階段:今は問題もなく階段の昇り降りができていても、足腰が弱ってくると段差から足を踏み外し事故につながります。シニアになって元気であっても、滑りにくいマットを敷いて転倒防止に努めましょう。足腰を痛がるようになったり筋力の衰えを感じたりする場合は、柵を設置し一人で昇らせない工夫を。

 

 

段差:ソファーやベッドの昇り降りはもちろんですが、玄関の縁のちょっとした段差も年をとれば大きな障害となります。足腰への負担を減らすためには、そういった段差にも気を配り、スロープやステップを設置するのもおすすめです。

 

角・出っ張り:柱の角や家具の出っ張りなど、視力が落ちてぶつかることがあります。危険なものは愛犬の目が見えるうちに移動させ、模様替えをしましょう。移動ができないものは緩衝材やタオル、包装材の気泡シートを巻いて万が一ぶつかっても怪我をしない配慮をしましょう。

コード類:炊飯器や電気ポットなどのコードが床にあると、足を引っかけそれらが落下する危険性があります。置き場所や使用する場所に注意しましょう。コードが移動できない、誤って噛んでしまいそうな場合はコードカバーを活用し怪我をさせないように配慮してください。

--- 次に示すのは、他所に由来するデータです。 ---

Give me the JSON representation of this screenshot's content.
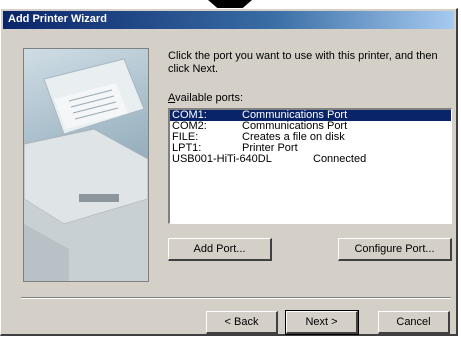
{
  "window": {
    "title": "Add Printer Wizard"
  },
  "instruction": "Click the port you want to use with this printer, and then click Next.",
  "ports_label": "Available ports:",
  "ports": [
    {
      "name": "COM1:",
      "description": "Communications Port",
      "status": "",
      "selected": true
    },
    {
      "name": "COM2:",
      "description": "Communications Port",
      "status": "",
      "selected": false
    },
    {
      "name": "FILE:",
      "description": "Creates a file on disk",
      "status": "",
      "selected": false
    },
    {
      "name": "LPT1:",
      "description": "Printer Port",
      "status": "",
      "selected": false
    },
    {
      "name": "USB001-HiTi-640DL",
      "description": "",
      "status": "Connected",
      "selected": false
    }
  ],
  "buttons": {
    "add_port": "Add Port...",
    "configure_port": "Configure Port...",
    "back": "< Back",
    "next": "Next >",
    "cancel": "Cancel"
  },
  "colors": {
    "title_bar": "#0a246a",
    "selection": "#0a246a",
    "dialog_bg": "#d4d0c8"
  }
}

家具などの隙間:脳の機能が衰えると後ずさりできなくなります。その結果、隙間にはさまって身動きがとれなくなることがあります。隙間に入り込めないように家具の配置を変えたり、柵や障害物で隙間を塞ぐようにしましょう

住み慣れたお家であっても、危険な場所がいくつかあります。愛犬の生活範囲に思わぬ怪我の原因になりそうな箇所がないか、今一度確認してみてください。ただし、安全を確保することだけを考えてお散歩時間を今までより減らす、お家でのボール遊びをやめるなど、楽しみが減ってしまうと生活の中に刺激がなくなり老化を急速に早めてしまいます。大切なご家族のことだからこそ快適な環境づくりと適度な運動、心の刺激も一緒に考えみてください。